Longer term research goals will investigate the determinants of retirement behaviour and economic wellbeing, the impact of cognitive function and sensory disability on decision making, the determinants of disability trajectories, the influence of social participation on these and the interaction of genetic, biological and psychosocial determinants on health and mortality.

There has been one sweep of data collection (2013 – 2016) and a second is currently underway (2017 – )

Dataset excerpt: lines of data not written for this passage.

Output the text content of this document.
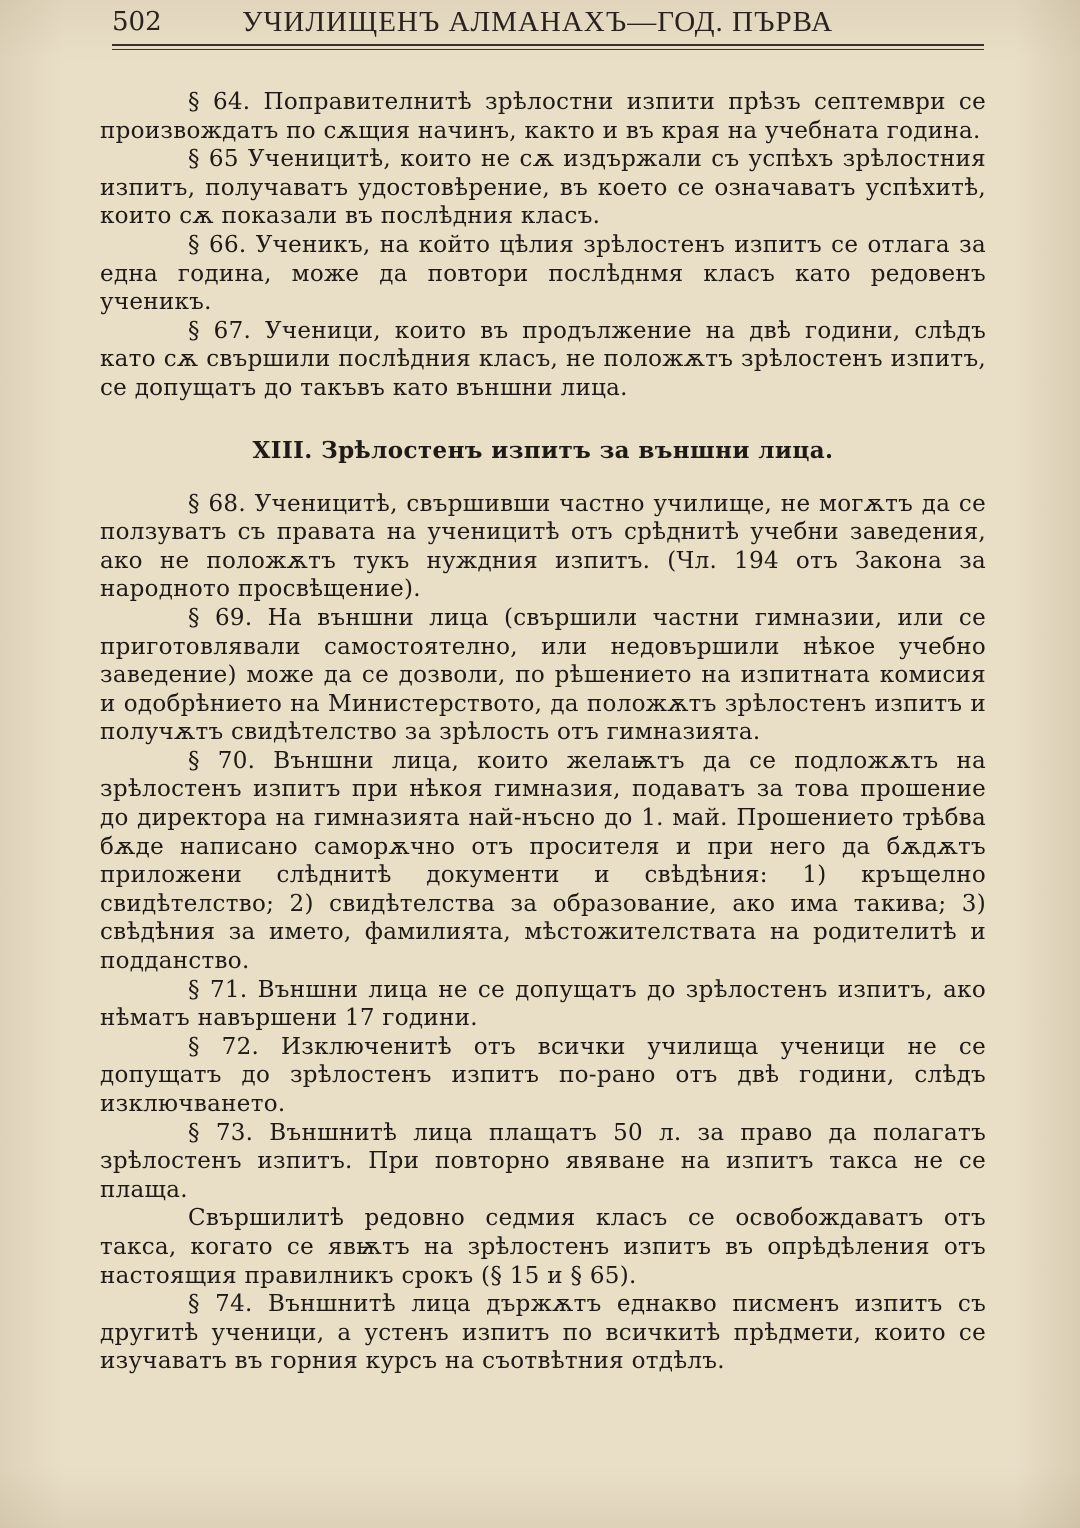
502	УЧИЛИЩЕНЪ АЛМАНАХЪ—ГОД. ПЪРВА

§ 64. Поправителнитѣ зрѣлостни изпити прѣзъ септември се произвождатъ по сѫщия начинъ, както и въ края на учебната година.

§ 65 Ученицитѣ, които не сѫ издържали съ успѣхъ зрѣлостния изпитъ, получаватъ удостовѣрение, въ което се означаватъ успѣхитѣ, които сѫ показали въ послѣдния класъ.

§ 66. Ученикъ, на който цѣлия зрѣлостенъ изпитъ се отлага за една година, може да повтори послѣднмя класъ като редовенъ ученикъ.

§ 67. Ученици, които въ продължение на двѣ години, слѣдъ като сѫ свършили послѣдния класъ, не положѫтъ зрѣлостенъ изпитъ, се допущатъ до такъвъ като външни лица.

XIII. Зрѣлостенъ изпитъ за външни лица.

§ 68. Ученицитѣ, свършивши частно училище, не могѫтъ да се ползуватъ съ правата на ученицитѣ отъ срѣднитѣ учебни заведения, ако не положѫтъ тукъ нуждния изпитъ. (Чл. 194 отъ Закона за народното просвѣщение).

§ 69. На външни лица (свършили частни гимназии, или се приготовлявали самостоятелно, или недовършили нѣкое учебно заведение) може да се дозволи, по рѣшението на изпитната комисия и одобрѣнието на Министерството, да положѫтъ зрѣлостенъ изпитъ и получѫтъ свидѣтелство за зрѣлость отъ гимназията.

§ 70. Външни лица, които желаѭтъ да се подложѫтъ на зрѣлостенъ изпитъ при нѣкоя гимназия, подаватъ за това прошение до директора на гимназията най-нъсно до 1. май. Прошението трѣбва бѫде написано саморѫчно отъ просителя и при него да бѫдѫтъ приложени слѣднитѣ документи и свѣдѣния: 1) кръщелно свидѣтелство; 2) свидѣтелства за образование, ако има такива; 3) свѣдѣния за името, фамилията, мѣстожителствата на родителитѣ и подданство.

§ 71. Външни лица не се допущатъ до зрѣлостенъ изпитъ, ако нѣматъ навършени 17 години.

§ 72. Изключенитѣ отъ всички училища ученици не се допущатъ до зрѣлостенъ изпитъ по-рано отъ двѣ години, слѣдъ изключването.

§ 73. Външнитѣ лица плащатъ 50 л. за право да полагатъ зрѣлостенъ изпитъ. При повторно явяване на изпитъ такса не се плаща.

Свършилитѣ редовно седмия класъ се освобождаватъ отъ такса, когато се явѭтъ на зрѣлостенъ изпитъ въ опрѣдѣления отъ настоящия правилникъ срокъ (§ 15 и § 65).

§ 74. Външнитѣ лица държѫтъ еднакво писменъ изпитъ съ другитѣ ученици, а устенъ изпитъ по всичкитѣ прѣдмети, които се изучаватъ въ горния курсъ на съотвѣтния отдѣлъ.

The Vallecas Project is developed in the Research Unit of the Alzheimer’s Center of the Reina Sofía Foundation by researchers of the CIEN Foundation. Its main objective is to determine a probabilistic algorithm for the identification of individuals at risk of dementia type Alzheimer’s disease (AD) in the course of a few years. This algorithm will be based on the combination of sociodemographic, clinical, neurological, neuropsychological, biological (from blood determinations) and neuroimaging (various 3 Tesla magnetic resonance modalities).

The recruitment phase of the Vallecas Project participants was extended from October 2011 to December 2013. Finally, a total of 1,213 volunteers aged between 70 and 85 and of both sexes were initially evaluated. Once included in the study, it is monitored annually for 5 years in order to assess the evolutionary profile of all participants, specifically identifying those who develop cognitive impairment and / or dementia. The cohort is being followed up annually for 4 years after the baseline.